Entre esos dos momentos se pretendió extender como quizá nunca antes la ilusión que lleva al conocimiento, el ensanchamiento del mundo que se asocia a la cultura, el entusiasmo por el saber, que es también una búsqueda de la mejora individual y de la dignidad colectiva. Herederas del espíritu ilustrado de la Institución Libre de Enseñanza, las Misiones Pedagógicas se echaron a los caminos para visitar pueblos a los que no había llegado nunca un libro, ni un disco, ni la representación de una obra de teatro. Los voluntarios, universitarios, estudiantes, artistas, se llamaban Ramón Gaya, María Zambrano, José Val del Omar, Miguel Hernández, María Moliner, Rafael Dieste, Alejandro Casona, Luis Cernuda. Tal vez Calderón de la Barca, Lope de Rueda o Cervantes, como las reproducciones de cuadros de Velázquez o Goya del Museo del Prado, o las audiciones de Bach, Schubert o Mozart, fueran propuestas demasiado audaces cuando el hambre era aún una presencia sin desterrar. Aquel inspector asturiano de enseñanza primaria que se llamó Alejandro Rodríguez Álvarez también se lo preguntó alguna vez. Quizá esa semilla esparcida por aquellos jóvenes llegados de la ciudad con sus gramófonos, sus equipos de proyección y sus bibliotecas ambulantes dejara un recuerdo inolvidable en alguno de aquellos campesinos que miraban con asombro las imágenes que emergían de una sábana blanca, o de aquellas mujeres con pañolón a la cabeza que contemplaban las pinturas con sus hijos en brazos,  o de aquellos niños que tirados en el suelo tomaban apuntes de algún cuadro.
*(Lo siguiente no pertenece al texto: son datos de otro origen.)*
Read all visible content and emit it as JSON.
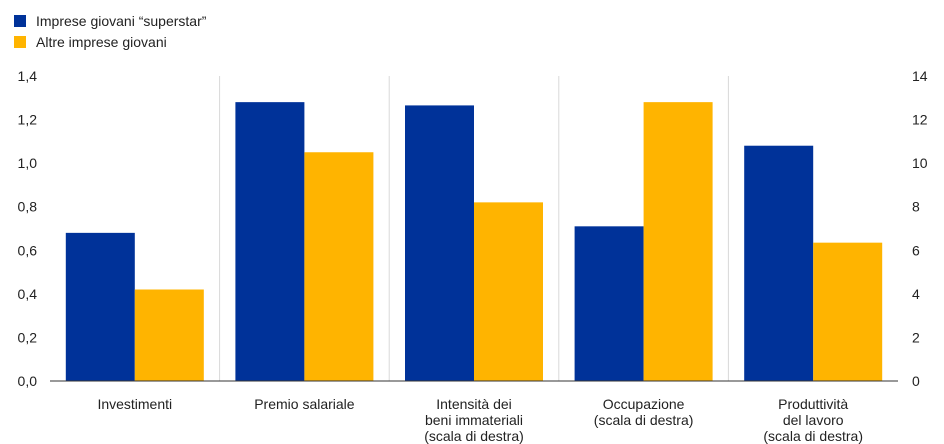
{
  "chart_data": {
    "type": "bar",
    "title": "",
    "xlabel": "",
    "ylabel": "",
    "categories": [
      [
        "Investimenti"
      ],
      [
        "Premio salariale"
      ],
      [
        "Intensità dei",
        "beni immateriali",
        "(scala di destra)"
      ],
      [
        "Occupazione",
        "(scala di destra)"
      ],
      [
        "Produttività",
        "del lavoro",
        "(scala di destra)"
      ]
    ],
    "axis_per_category": [
      "left",
      "left",
      "right",
      "right",
      "right"
    ],
    "series": [
      {
        "name": "Imprese giovani “superstar”",
        "color": "#003299",
        "values": [
          0.68,
          1.28,
          12.65,
          7.1,
          10.8
        ]
      },
      {
        "name": "Altre imprese giovani",
        "color": "#FFB400",
        "values": [
          0.42,
          1.05,
          8.2,
          12.8,
          6.35
        ]
      }
    ],
    "y_left": {
      "ylim": [
        0,
        1.4
      ],
      "ticks": [
        "0,0",
        "0,2",
        "0,4",
        "0,6",
        "0,8",
        "1,0",
        "1,2",
        "1,4"
      ]
    },
    "y_right": {
      "ylim": [
        0,
        14
      ],
      "ticks": [
        "0",
        "2",
        "4",
        "6",
        "8",
        "10",
        "12",
        "14"
      ]
    },
    "grid": false,
    "legend_position": "top-left"
  }
}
Todo aquel esfuerzo por llevar la cultura más allá de los reductos privilegiados, como también el acometido por La Barraca de García Lorca, Eduardo Ugarte, Luis Sáenz de la Calzada o Santiago Ontañón, no ha caído en el olvido. En las últimas décadas ha sido objeto de estudio y divulgación. Se han escrito libros, realizado documentales y organizado exposiciones que han llevado a muchos lugares el recuerdo de aquella tarea tan generosa. Y también se han filmado películas que nos han refrescado lo mismo los buenos propósitos de tantos maestros e intelectuales comprometidos, como la represión que casi todos ellos sufrieron cuando el sueño esperanzador que un día de 1931 se desparramó por las calles de Madrid se deshizo en un océano de sangre, desolación y odio. El próximo 14 de abril se conmemora el 80º aniversario de aquel día ilusionante. No hay que colocar aquellos años en la peana intocable de los mitos, ni olvidar las dificultades, los problemas y los errores cometidos, pero sí conviene rememorar la buena voluntad que animó el corazón de tantos maestros, escritores, pintores, músicos que dejaron en aquel empeño cultural lo mejor de sus vidas, y aun su propia vida.